Le clergé iranien n'est pas un monde uniforme. Nombreux sont les grands religieux opposés au régime et qui subissent des persécutions. Ainsi, l'ayatollah Montazeri qui fut l'ancien dauphin de Khomeiny est assigné à résidence depuis dix ans. Beaucoup d'autres religieux font partie des réformateurs.

Le problème palestinien est également utilisé par les conservateurs comme un prétexte. Ils procèdent de la sorte chaque fois que leur pouvoir diminue. Il faut espérer qu'un jour ce problème sera résolu afin que ce prétexte ne puisse plus être utilisé par les conservateurs, qui malheureusement en trouveront alors un autre.

Le Président Edouard Balladur a remercié Mme Shirin Ebadi pour la clarté de ses réponses et l'a félicitée pour son courage, sa force de caractère et son attachement à défendre les libertés et la démocratie.

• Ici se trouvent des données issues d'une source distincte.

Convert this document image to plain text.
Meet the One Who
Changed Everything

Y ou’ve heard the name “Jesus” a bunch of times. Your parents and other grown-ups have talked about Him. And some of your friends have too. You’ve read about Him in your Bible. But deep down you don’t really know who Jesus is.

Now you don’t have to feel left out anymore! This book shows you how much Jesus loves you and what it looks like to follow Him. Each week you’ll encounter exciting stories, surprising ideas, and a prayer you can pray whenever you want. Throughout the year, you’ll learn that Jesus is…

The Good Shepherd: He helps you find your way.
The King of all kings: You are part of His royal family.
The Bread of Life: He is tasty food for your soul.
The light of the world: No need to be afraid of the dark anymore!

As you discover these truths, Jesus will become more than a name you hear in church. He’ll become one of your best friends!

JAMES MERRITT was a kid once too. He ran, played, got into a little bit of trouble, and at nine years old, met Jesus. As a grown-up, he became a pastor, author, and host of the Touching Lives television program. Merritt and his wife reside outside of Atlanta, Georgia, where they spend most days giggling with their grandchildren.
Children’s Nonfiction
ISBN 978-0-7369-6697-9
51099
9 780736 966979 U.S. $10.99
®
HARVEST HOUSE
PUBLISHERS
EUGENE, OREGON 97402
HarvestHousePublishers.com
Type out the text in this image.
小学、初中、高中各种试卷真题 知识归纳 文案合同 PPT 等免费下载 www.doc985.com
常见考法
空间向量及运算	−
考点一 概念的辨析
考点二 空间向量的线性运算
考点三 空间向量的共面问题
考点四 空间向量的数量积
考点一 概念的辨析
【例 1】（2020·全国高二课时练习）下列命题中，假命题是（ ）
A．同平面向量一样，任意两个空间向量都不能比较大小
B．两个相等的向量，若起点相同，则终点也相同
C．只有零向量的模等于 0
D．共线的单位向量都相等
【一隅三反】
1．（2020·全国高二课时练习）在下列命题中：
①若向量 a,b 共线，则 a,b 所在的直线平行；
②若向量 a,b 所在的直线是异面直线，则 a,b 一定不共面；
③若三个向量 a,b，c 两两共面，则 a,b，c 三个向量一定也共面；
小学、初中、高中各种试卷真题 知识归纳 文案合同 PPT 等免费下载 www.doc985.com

Tout cela explique largement la consécration qu'elle vient de recevoir et dont il faut se réjouir. En toutes circonstances, la représentation nationale s'attachera, dans la mesure de ses moyens, à soutenir son action et à y apporter son concours moral et politique.

Mme Shirin Ebadi a fait part de l'honneur qu'elle ressentait à s'exprimer devant les parlementaires et a rappelé que, pour le peuple iranien, la civilisation et la démocratie françaises étaient très importantes. C'est pourquoi les Iraniens ont besoin du soutien moral et politique de la France.